Against this backdrop, it is clear that the decisions by the credit ratings agencies to downgrade SA were backward-looking and retroactive, and had little to do with the onset of the Covid-19 pandemic.
As in Brazil, the downgrade will have material adverse consequences for every South African in all facets of our lives. As an immediate trigger, the rand dropped to an all-time low, below R19 to the US dollar. It is now only a matter of time before the spillover effects become real. No-one will be spared its consequences.
The country now faces the real prospect of a sustained recession locally, which will be made significantly worse by the new reality of a coming deep global recession.
The exact nature, size and duration of the economic downturn in SA remains unknown. However, the scale of the crisis is likely to be daunting and dependent on the pace of recovery of the world economy, over which SA has little to no influence.
If ever there was a moment to press the reset button, it is now. The reset will require a new mindset that no option can be ruled out to resuscitate the economy and sustain livelihoods. “Whatever it takes” has to be the new motto to guide leaders in the government, business, labour and civil society.

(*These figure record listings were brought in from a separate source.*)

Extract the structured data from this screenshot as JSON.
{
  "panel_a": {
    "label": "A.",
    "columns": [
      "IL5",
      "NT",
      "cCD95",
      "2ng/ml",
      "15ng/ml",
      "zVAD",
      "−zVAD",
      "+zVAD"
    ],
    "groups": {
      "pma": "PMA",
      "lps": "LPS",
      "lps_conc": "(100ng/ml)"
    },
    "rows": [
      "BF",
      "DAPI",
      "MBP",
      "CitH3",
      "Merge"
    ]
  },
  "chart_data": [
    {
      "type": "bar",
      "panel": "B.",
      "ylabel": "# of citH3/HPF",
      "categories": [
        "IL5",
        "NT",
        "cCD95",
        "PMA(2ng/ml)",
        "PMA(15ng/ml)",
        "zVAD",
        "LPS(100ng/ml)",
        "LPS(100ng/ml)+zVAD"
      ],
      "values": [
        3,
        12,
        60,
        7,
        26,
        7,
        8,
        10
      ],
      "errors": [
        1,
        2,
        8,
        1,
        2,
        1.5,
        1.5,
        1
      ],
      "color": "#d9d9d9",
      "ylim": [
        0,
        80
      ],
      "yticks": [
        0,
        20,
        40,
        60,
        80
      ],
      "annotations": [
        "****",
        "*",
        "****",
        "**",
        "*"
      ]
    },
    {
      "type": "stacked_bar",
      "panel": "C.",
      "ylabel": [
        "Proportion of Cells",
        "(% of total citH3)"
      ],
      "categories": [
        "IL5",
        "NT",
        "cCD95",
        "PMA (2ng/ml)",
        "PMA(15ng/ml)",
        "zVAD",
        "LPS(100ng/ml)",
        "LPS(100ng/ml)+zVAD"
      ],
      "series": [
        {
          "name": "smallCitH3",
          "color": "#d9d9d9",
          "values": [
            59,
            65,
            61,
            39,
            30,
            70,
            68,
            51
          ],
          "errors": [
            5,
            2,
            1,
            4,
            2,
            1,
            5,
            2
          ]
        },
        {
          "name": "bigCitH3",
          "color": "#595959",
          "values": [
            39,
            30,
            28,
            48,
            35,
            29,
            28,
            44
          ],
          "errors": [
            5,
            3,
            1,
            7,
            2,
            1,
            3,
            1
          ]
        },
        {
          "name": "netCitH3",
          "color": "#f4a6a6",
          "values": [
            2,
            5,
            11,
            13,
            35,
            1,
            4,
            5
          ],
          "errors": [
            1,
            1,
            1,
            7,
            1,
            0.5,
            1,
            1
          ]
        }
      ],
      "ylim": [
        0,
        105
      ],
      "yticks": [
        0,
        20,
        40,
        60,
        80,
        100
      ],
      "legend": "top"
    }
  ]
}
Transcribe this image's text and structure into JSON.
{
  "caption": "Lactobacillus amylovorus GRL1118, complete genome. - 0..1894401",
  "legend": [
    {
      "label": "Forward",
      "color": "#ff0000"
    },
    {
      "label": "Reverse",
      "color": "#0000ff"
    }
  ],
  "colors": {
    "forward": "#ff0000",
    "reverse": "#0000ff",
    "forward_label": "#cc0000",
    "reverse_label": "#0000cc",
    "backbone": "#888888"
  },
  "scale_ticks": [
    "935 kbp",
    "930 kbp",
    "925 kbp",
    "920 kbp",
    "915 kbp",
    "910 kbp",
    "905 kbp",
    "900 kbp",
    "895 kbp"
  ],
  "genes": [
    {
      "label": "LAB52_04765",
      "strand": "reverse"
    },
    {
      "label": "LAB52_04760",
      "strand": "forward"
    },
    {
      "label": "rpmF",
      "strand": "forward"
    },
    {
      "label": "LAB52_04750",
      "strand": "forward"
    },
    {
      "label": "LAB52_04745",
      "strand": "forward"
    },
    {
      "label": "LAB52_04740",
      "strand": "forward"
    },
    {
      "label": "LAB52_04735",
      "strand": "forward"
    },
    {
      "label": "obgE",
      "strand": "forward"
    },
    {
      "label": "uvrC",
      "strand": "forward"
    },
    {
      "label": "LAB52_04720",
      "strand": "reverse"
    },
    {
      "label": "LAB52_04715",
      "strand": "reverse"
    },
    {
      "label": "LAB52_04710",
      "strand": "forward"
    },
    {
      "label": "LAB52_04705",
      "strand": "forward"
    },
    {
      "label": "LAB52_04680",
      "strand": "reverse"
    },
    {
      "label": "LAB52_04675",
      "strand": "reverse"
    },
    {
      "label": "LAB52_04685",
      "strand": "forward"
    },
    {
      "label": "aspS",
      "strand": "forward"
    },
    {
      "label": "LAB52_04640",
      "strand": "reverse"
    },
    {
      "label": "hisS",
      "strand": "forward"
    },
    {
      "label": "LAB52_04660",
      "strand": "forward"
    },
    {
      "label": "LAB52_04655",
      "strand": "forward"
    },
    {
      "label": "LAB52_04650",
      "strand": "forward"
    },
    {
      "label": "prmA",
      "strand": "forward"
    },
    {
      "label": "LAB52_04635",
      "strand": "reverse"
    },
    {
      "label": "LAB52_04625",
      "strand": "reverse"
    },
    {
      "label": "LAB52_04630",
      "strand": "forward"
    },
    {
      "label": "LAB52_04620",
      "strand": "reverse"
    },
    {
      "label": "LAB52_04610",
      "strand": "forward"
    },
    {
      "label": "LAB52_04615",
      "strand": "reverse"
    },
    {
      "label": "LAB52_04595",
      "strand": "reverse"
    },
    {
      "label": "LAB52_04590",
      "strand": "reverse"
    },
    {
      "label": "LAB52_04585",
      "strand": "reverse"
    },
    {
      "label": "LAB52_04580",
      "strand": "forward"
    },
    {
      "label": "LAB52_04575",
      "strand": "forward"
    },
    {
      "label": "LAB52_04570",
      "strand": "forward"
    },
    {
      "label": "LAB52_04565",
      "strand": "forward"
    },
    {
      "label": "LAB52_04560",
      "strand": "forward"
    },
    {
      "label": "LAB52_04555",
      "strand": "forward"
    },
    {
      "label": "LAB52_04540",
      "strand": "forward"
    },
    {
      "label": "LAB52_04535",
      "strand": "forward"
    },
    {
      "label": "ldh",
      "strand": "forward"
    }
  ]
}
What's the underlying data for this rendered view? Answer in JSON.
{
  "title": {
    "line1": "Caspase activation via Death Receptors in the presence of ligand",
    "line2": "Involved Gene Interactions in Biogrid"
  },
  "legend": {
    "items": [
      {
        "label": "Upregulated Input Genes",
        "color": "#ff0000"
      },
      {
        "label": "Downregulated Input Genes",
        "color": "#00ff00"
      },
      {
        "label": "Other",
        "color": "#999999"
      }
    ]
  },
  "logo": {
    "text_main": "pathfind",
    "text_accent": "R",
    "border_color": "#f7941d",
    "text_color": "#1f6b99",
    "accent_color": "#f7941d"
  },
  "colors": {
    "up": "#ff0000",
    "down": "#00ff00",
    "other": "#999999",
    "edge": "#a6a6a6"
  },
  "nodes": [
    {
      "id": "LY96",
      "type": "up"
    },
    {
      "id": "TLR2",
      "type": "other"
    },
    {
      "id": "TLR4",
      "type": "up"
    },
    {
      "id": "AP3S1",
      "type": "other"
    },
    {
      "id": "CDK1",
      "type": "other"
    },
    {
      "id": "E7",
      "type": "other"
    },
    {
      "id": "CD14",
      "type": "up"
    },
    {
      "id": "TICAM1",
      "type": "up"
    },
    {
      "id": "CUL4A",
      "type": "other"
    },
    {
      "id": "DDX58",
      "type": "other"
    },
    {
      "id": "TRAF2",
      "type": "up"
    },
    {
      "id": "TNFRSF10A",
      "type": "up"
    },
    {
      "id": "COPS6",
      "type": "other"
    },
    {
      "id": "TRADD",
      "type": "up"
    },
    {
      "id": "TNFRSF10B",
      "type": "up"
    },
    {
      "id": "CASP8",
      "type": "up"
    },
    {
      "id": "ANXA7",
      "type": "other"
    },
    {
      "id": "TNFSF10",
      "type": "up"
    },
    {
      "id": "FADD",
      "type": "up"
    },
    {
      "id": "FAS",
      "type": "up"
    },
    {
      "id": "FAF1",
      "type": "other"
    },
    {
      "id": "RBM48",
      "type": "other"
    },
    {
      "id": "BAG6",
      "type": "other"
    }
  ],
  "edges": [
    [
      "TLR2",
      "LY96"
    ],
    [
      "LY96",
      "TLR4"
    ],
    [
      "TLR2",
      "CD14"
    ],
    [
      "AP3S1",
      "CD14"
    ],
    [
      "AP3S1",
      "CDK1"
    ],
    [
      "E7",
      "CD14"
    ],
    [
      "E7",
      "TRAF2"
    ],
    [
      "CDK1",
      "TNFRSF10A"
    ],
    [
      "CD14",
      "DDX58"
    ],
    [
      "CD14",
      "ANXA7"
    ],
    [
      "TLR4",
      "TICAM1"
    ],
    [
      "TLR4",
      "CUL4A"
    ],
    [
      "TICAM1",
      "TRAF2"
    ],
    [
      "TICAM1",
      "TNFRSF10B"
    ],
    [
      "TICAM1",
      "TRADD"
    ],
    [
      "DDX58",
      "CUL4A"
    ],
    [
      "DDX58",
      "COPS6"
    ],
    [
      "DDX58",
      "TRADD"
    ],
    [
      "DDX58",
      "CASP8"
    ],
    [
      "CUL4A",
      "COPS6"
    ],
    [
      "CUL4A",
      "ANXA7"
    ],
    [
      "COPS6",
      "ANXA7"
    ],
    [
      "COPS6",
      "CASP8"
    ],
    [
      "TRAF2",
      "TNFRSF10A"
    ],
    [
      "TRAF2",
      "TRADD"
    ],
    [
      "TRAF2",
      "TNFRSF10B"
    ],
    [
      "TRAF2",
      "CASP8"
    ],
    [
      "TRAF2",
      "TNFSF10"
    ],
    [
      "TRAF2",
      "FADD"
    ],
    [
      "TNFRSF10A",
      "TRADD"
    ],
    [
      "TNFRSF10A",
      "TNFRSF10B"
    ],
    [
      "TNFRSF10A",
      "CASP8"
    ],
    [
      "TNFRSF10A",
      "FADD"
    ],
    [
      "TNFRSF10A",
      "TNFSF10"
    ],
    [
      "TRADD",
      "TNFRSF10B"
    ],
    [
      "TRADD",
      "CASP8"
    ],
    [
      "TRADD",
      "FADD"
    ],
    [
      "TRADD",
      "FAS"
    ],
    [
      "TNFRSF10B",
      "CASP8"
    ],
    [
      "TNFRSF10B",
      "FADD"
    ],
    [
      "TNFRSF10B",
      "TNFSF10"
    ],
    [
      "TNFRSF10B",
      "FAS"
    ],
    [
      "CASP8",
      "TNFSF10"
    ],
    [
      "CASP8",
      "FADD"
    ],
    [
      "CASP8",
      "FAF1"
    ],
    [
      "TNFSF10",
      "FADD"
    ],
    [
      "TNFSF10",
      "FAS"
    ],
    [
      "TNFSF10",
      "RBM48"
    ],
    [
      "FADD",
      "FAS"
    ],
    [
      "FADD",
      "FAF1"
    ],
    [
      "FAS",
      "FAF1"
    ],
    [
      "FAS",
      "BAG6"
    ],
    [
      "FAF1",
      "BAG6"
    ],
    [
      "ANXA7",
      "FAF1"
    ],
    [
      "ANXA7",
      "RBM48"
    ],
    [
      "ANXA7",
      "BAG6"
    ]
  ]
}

This includes exploring financial support from multilateral institutions such as the World Bank, International Monetary Fund, New Development Bank and others. They have been specifically set up to step in when countries face external macro shocks of this kind. At AAA or AA+ these multilateral development banks have the highest creditworthiness and thus the least expensive funding.
The most immediate task is to avoid a downward spiral into deeper junk territory. For starters, a credible economic recovery plan is urgently needed. To meet the basic standard of credibility, this plan — with clear timelines — should simultaneously accelerate structural reforms to stimulate growth, protect the vulnerable, preserve jobs at all costs and appeal to a sense of national solidarity across society.
The call for wage restraint in the public sector will remain hollow unless it is accompanied by shared sacrifice at all levels, including wage freezes and cuts in bonuses and other forms of excess in the private sector. Drastic measures are required, including companies withholding dividends to shore up their balance sheets in the interests of survival in the medium term.
The fundamental economic choices and trade-offs have never been starker. Several of the structural reforms will take many months and years to bear fruit.
To date, government efforts to suppress the spread of the pandemic have been unified, swift and decisive. The same resolve and capacity to take bold decisions are now required on the economic front. In President Cyril Ramaphosa, the country has a leader with vast, tried and tested experience in bringing the country back from the brink.
Furthermore, the country’s core economic leadership team of finance minister Tito Mboweni and Reserve Bank governor Lesetja Kganyago command the necessary credibility to drive and implement an economic recovery plan. Each is highly regarded by the ratings agencies and multilateral institutions, having had the benefit of working closely with them over a period of two decades.
Finally, the lockdown has laid bare and exposed the deep inequalities still prevalent in our society. Communities living in villages without running water and sanitation cannot be allowed to become a permanent feature of our society. Overcrowded townships where poor service delivery has become a normal feature in people’s lives are a stark reminder of the historical legacy of apartheid, which 25 years of democracy have not begun to erase.
We cannot go back to the way it was before. The question remains, what state will we be in when the clouds begin to clear?